Titan, la plus grande lune de Saturne, est un désert stérile où s'est déroulée une guerre dans les années 2060 (certains vétérans ont survécu à la Deuxième Guerre de Titan de 2068 tels que Vicious, Glen et Vincent Volaju). Un Pénitencier du Système Solaire a été établi à Pluton et certains astéroïdes ont été colonisés pour leurs minéraux et d'autres ressources naturelles.

Criminalité[modifier | modifier le code]

Suite à l'explosion de la Gate, le système de primes en vigueur lors de la Conquête de l'Ouest fut restauré par le gouvernement, devenu instable et fragile, afin de réduire le taux de criminalité toujours croissant. Les chasseurs de primes sont encouragés à capturer les criminels et à les remettre aux autorités (vivants et indemnes) en échange d'une récompense. Parallèlement, les organisations criminelles gagnent de l'influence dans le système solaire, grâce à la corruption, aux meurtres, à l'extorsion, au trafic de drogue (comme le Red Eye), au blanchiment d'argent et d'autres délits. Le Woolong est la monnaie universelle. Les billets sont devenus plus rares et l'utilisation de cartes monétaires et les transactions numériques sont devenues la norme.

Technologie[modifier | modifier le code]

Dans l'univers de Cowboy Bebop, la technologie a quelque peu évolué afin de s'adapter à la vie au XXIe siècle dans le système solaire. Avec la généralisation des voyages hyperspatiaux entre les Gates, de nombreux vaisseaux spatiaux furent créés.

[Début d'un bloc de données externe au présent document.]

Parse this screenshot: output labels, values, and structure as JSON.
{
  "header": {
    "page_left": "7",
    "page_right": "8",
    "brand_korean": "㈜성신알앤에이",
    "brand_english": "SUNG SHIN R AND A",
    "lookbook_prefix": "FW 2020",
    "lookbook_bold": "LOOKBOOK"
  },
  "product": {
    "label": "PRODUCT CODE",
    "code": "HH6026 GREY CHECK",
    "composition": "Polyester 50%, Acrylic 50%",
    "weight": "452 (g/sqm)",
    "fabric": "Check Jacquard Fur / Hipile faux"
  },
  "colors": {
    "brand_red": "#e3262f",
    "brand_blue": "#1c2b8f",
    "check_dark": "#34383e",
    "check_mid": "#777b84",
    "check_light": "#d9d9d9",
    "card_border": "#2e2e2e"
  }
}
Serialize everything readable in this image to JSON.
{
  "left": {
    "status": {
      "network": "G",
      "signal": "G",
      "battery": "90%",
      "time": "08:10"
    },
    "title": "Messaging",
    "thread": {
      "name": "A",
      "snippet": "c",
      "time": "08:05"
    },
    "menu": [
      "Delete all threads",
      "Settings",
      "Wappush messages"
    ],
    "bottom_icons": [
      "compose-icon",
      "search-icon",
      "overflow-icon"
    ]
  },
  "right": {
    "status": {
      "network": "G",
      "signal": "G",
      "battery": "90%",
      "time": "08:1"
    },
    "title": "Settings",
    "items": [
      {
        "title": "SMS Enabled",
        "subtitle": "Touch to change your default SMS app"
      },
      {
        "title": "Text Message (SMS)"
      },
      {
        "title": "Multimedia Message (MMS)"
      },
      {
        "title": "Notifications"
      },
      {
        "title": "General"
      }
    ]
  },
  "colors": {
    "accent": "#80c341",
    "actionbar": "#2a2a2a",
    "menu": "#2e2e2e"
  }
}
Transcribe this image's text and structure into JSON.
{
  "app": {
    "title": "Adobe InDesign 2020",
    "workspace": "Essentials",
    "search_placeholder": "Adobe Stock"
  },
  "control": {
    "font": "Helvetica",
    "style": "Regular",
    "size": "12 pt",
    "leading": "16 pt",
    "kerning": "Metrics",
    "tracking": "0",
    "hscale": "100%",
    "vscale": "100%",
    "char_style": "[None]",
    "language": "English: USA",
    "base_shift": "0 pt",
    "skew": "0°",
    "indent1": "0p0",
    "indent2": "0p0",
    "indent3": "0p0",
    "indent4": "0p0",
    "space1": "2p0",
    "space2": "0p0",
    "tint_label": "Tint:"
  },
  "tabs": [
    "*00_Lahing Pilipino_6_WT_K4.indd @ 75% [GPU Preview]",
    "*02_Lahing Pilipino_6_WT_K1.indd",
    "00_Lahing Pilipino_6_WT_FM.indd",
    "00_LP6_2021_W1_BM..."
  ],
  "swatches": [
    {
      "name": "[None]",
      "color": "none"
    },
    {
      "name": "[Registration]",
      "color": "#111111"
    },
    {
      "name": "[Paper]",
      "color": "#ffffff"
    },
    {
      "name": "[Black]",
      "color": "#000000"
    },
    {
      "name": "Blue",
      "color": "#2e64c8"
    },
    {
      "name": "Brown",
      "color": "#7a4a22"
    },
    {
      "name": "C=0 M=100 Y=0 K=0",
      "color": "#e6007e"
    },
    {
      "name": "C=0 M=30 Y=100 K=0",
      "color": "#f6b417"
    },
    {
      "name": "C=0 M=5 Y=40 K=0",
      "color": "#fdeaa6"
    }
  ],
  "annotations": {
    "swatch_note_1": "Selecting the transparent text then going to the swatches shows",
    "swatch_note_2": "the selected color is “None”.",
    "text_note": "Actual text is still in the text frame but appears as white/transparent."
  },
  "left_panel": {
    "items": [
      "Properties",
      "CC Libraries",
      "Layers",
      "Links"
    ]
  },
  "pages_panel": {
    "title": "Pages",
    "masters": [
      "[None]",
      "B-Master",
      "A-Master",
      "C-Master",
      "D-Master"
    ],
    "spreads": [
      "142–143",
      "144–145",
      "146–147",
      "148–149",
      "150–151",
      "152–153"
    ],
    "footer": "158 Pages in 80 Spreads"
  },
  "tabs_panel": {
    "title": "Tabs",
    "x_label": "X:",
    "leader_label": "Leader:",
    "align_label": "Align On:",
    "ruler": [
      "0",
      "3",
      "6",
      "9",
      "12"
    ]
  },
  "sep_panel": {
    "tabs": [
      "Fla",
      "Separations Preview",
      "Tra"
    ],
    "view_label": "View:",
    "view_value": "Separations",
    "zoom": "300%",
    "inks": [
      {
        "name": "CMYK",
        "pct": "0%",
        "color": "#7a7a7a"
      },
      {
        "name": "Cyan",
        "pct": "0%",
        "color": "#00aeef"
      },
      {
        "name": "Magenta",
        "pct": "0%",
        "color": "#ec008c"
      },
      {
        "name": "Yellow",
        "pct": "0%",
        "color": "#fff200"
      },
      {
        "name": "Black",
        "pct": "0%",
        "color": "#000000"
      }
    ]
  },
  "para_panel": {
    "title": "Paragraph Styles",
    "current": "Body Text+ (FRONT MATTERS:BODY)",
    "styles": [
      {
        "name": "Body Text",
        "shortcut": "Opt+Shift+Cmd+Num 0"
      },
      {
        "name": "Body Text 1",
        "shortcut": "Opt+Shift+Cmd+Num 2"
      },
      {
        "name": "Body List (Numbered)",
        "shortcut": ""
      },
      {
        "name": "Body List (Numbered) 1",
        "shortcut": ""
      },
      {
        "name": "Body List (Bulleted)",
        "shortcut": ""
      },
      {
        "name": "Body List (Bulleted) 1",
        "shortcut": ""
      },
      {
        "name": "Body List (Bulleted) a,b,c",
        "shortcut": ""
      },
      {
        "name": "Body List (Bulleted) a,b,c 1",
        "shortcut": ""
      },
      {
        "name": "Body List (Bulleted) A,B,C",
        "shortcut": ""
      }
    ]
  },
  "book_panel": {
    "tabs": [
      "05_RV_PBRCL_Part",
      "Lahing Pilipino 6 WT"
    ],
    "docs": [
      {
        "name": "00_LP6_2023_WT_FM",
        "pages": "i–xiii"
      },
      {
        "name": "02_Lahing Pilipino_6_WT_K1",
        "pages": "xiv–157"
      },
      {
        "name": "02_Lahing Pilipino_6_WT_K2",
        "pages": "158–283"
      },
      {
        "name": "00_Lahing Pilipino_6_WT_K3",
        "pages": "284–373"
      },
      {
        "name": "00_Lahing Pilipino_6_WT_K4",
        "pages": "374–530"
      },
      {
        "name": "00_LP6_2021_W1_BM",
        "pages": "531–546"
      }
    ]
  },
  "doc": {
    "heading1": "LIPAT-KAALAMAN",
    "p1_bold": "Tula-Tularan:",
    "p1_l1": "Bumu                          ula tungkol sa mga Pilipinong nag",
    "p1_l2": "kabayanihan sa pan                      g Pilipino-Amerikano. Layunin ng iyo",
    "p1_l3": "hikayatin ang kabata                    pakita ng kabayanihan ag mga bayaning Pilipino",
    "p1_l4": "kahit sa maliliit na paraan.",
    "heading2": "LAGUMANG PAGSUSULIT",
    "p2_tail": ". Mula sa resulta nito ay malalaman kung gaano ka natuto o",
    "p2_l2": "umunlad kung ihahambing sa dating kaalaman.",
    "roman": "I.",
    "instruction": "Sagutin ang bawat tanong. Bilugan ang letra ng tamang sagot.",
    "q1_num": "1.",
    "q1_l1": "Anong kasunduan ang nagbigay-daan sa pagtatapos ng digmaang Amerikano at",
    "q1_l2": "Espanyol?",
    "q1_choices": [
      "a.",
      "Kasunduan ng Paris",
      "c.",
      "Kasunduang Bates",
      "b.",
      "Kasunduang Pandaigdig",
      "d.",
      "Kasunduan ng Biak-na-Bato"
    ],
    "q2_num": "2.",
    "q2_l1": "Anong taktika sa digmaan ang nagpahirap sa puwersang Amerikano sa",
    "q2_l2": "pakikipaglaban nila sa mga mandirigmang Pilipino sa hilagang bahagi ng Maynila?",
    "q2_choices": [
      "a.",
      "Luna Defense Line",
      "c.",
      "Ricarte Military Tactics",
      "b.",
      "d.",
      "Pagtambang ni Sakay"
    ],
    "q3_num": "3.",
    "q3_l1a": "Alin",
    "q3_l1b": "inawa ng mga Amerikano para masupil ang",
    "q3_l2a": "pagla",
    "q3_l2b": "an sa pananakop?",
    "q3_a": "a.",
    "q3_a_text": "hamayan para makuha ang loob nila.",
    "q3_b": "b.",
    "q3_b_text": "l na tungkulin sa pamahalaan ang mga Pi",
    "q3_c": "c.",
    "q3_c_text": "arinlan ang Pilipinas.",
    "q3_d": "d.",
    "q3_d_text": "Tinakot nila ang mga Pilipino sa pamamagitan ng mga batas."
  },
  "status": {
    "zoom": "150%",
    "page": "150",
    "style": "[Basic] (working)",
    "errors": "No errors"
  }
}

La plupart sont des vaisseaux monoplaces dont le cockpit peut s'éjecter et naviguer indépendamment. Le système de navigation de la plupart de ces vaisseaux est connu sous le nom de « Machine Operation Navigation of Outer Space » ou plus simplement « MONO ». Certaines innovations médicales, telles que les organes artificiels et les sommeils cryogéniques, ont été maîtrisées et sont à présent utilisées fréquemment. Le divertissement à domicile appelé « Alpha Catch » fournit une interface intelligente pour capturer ou projeter des images, des jeux et des films. Les jeux à réalité virtuelle sont devenus courants et l'ancien matériel, par exemple les vidéocassettes (VHS ou beta), est relégué au statut d'antiquité. Enfin, Internet, autrefois connu sous le nom de World Wide Web (WWW), a évolué pour devenir le Solar System Web (SSW).

Monnaie[modifier | modifier le code]

La monnaie universelle utilisée par les humains du système solaire est le woolong (traduit par « uron » en français). Il est habituellement débité d'un compte à l'autre à l'aide d'appareils électroniques portatifs qui peuvent se relier à des guichets automatiques bancaires et entre eux, et gardé très rarement sous la forme de monnaie fiduciaire. Bien que ça n'ait jamais été dévoilé explicitement, un woolong équivaut à un yen japonais moderne (0,007143 euro environ).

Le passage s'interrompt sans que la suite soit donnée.